Brussels, 25/04/2002 (Agence Europe) - At a time when Iraq is being designated as one of the potential targets of US military intervention, the EP Committee on Foreign Affairs has drawn up a disastrous report of the humanitarian and economic situation in this country. It vigorously condemns the human rights violations committed by the Iraqi government, urges for the establishment of an ad hoc international tribunal to judge the crimes of the Saddam Hussein regime and calls for the lifting of international economic and trade sanctions against Iraq, as long as Iraq agrees to allowing UN weapons inspectors to return to the country. Adopted by majority vote, with twelve abstentions, the report by Emma Nicholson de Winterbourne, from Britain, on the situation in Iraq eleven years after the Gulf War (see EUROPE of 8 December 2001, p.5), invites the Parliament to severely condemn the grave and repeated violations of human rights - mainly massive use of the death penalty and summary and arbitrary execution, torture and rape, missing persons and forced displacement of the people. She urges the Iraqi government to immediately cease encouraging the murderous policy of Palestinian suicide attacks in the Middle East.
Pending the creation of the ad hoc international tribunal for Iraq, that they seriously recommend, MEPs reaffirm the need to deploy special human rights observers throughout the territory and to create an international committee entrusted with investigating the case of people who have disappeared. At the Council and European Commission, they call for the creation of a bureau of inquiry into human rights violations and the development of an active strategy based on increased surveillance, public denunciation of violations identified, the refusal to grant visas to all Iraqi leaders wishing to come to the EU Member States, as well as a freeze on all unlawful financial assets held in the EU. For humanitarian reasons, MEPs state it is urgent to lift the generalised economic and trade sanctions while keeping the embargo on weapons and dual purpose products.
The draft resolution urges the UN to allocate part of the credits for the "Oil for Food" programme, considered unconvincing, to the provision of sustainable humanitarian aid to the 3.5 million Iraqi refugees, to displaced persons and to victims of terrorist, biological and chemical attacks. It also states it should request the decontamination of the environment as a matter of urgency, mainly in the marshes in the southern part of the country.

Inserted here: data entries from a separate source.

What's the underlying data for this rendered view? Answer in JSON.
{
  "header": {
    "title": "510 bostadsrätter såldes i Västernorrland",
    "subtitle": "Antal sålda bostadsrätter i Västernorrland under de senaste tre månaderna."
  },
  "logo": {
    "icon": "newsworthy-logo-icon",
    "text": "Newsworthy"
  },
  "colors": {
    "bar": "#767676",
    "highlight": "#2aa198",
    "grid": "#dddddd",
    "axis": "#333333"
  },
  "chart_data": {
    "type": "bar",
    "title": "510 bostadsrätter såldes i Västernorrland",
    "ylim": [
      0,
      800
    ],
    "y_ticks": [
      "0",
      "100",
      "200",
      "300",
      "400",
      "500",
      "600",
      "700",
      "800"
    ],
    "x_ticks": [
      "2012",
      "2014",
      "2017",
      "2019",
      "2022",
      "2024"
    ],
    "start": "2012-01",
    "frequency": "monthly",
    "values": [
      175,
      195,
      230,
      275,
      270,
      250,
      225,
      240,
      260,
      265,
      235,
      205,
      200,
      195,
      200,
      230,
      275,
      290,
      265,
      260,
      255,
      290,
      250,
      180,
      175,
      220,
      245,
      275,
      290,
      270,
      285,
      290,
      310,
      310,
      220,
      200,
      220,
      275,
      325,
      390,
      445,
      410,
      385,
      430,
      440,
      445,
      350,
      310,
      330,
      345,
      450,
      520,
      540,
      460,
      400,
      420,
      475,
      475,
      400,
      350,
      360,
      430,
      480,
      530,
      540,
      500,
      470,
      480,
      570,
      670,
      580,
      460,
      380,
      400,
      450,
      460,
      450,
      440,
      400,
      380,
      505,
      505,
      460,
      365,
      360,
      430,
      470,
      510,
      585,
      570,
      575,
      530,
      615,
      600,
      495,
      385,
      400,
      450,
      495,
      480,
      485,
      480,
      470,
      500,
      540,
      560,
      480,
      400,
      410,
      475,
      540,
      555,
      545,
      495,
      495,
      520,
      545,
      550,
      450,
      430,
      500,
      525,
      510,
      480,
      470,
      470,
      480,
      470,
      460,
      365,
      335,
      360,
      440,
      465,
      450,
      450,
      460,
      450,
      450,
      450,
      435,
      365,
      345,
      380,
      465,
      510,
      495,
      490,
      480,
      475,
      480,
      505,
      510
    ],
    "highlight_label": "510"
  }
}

The European Commission, for its part, is invited to study every existing possibility for more active intervention in favour of the Iraqi people - mainly through increased assistance to displaced and uprooted persons as well as more substantial resources allocated by ECHO (the Community's Humanitarian Aid Office) to humanitarian operations.

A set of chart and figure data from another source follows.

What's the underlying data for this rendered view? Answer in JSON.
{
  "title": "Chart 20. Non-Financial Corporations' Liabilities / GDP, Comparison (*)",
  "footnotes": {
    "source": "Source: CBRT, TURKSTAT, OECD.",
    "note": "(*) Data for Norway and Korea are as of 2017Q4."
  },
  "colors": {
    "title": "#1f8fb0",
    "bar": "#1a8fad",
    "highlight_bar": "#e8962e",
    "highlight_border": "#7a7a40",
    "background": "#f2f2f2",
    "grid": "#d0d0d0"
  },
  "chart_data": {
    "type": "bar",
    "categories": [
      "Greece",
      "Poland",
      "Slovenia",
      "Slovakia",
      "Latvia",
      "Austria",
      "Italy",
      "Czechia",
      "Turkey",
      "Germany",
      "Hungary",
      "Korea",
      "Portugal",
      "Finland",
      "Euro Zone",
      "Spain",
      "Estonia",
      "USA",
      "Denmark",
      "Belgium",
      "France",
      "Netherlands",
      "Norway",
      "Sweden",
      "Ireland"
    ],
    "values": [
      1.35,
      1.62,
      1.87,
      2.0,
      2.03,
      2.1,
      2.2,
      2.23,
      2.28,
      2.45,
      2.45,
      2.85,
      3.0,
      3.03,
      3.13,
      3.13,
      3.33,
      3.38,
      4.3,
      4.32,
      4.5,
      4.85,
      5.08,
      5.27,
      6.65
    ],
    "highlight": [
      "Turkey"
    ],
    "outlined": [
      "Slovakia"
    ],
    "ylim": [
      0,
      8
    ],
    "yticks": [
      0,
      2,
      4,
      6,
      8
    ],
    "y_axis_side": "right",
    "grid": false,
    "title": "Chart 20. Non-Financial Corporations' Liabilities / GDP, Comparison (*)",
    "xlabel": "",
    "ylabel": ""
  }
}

Report leaves way open to military solution, deplores Socialist Véronique de Keyser
Speaking to the press on her return from a "mission for peace and observation of the daily life of the Iraqi people", Véronique de Keyser (Belgian Socialist), accompanied by Belgian Senators Jean Cornil and Sfia Bouarfa denounced the vote by the EP's committee as an open door to US military intervention in Iraq. "The report keeps firmly to the human rights situation and is essentially geared to the humanitarian angle. That is quite legitimate. But, without openly supporting military intervention in Iraq, it leaves the road open. All the amendments calling for the cessation of any military action not covered by the UN and the exclusion of all military intervention not covered by the UN were disavowed. The same thing was true for the amendments insisting on the humanitarian crisis caused by the embargo. I am angry, as this vote is dangerous", she said, explaining that this was the main cause for abstention by the Socialists. Stressing that the "embargo has cost the lives of 600,000 children and at least one and a half million people in all", she felt that the main thing today was to seek to "establish dialogue with the Iraqi civil society, the only solution towards a viable transition, and to help to rebuild the country, not to bomb it". During their observation mission, the three MEPs met the civil society (women's organisations, trade unions, writers) as well as Deputy Prime Minister Tarek Aziz, the Foreign Minister, the President of the National Assembly and an official for the peace movement. They said they were struck by the dignity of the civil society that lives in poverty, and by its determination not to give up in the face of the threat of eventual American military intervention. "Such an hypothesis would make the population unite around the government", said Sfia Bouarafa. "If the logic of the embargo imposed for the past twelve years is to make the country democratic, then it has failed. The regime is still doing well", added Jean Cornil. Denouncing the policy of double standards which gives Iraq a "status of exception that other countries like China or Iran do not have", the three MEPs refused to give credit to the idea that Iraq is a threat for the world and, on the contrary, stressed the "need for the Union's political and economic intervention in the prospect of rebuilding the country and bringing it democracy".